Acacia | Principled, Tolerance and Commitment
The yellow Acacia Tree house bears the name of graceful trees native to tropical and subtropical regions of the world, particularly Australia where they are called wattles. Acacias are used to make incense and may have been the “burning bush” of the bible.
Wisteria | Caring, Curiosity and Creativity
The purple Wisteria tree lends its name to our third house. Wisteria has flourished in China, Korea and Japan for over 2,000 years where art, history, feng shui and Buddhism have awarded it deep symbolism for good luck, especially for the start of new ventures.
Flame | Knowledgeable, Risk Taker and Confidence
Our fourth house takes the name of the African Flame Tree, famous for its abundance of red tulip-like flowers and medicinal properties. The Flame Tree is also known as the fountain tree because of the water sealed in the flower buds that squirt out like a fountain when burst.
How our houses work?
These four houses compete against each other to become the year's grand champion.
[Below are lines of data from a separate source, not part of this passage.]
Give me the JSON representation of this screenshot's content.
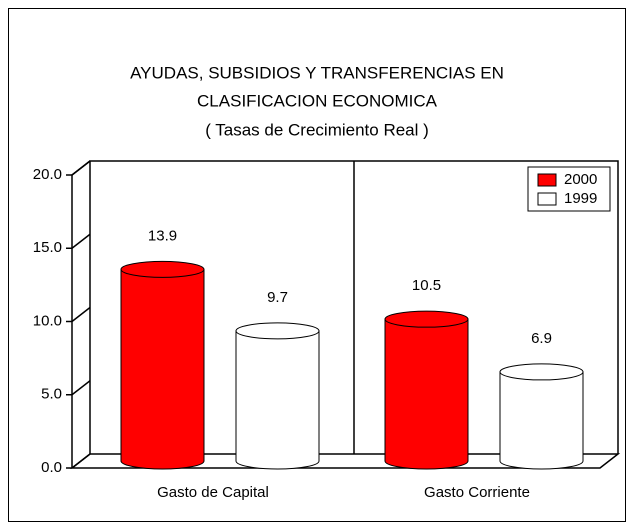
{
  "chart_data": {
    "type": "bar3d",
    "title": [
      "AYUDAS, SUBSIDIOS Y TRANSFERENCIAS EN",
      "CLASIFICACION ECONOMICA"
    ],
    "subtitle": "( Tasas de Crecimiento Real )",
    "categories": [
      "Gasto de Capital",
      "Gasto Corriente"
    ],
    "series": [
      {
        "name": "2000",
        "color": "#ff0000",
        "values": [
          13.9,
          10.5
        ]
      },
      {
        "name": "1999",
        "color": "#ffffff",
        "values": [
          9.7,
          6.9
        ]
      }
    ],
    "ylim": [
      0,
      20
    ],
    "yticks": [
      {
        "value": 0,
        "label": "0.0"
      },
      {
        "value": 5,
        "label": "5.0"
      },
      {
        "value": 10,
        "label": "10.0"
      },
      {
        "value": 15,
        "label": "15.0"
      },
      {
        "value": 20,
        "label": "20.0"
      }
    ],
    "legend": "top-right"
  }
}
Students amass house points through hard work, excellent behaviour and extra effort. Individuals do not amass house points for themselves; instead, these points go to the student’s house, creating a bond of respect among the students in each house. At key moments during the academic year, we announce the total points in assemblies to great applause from our students.
Our secondary school students can apply to be House Captains, an honoured leadership position. Successful candidates plan and run the house competitions. The House Captain's role also encompasses: organising house meetings, motivating members of the house and leading by example. Students who serve as House Captains at OWIS accrue leadership skills that last them a lifetime.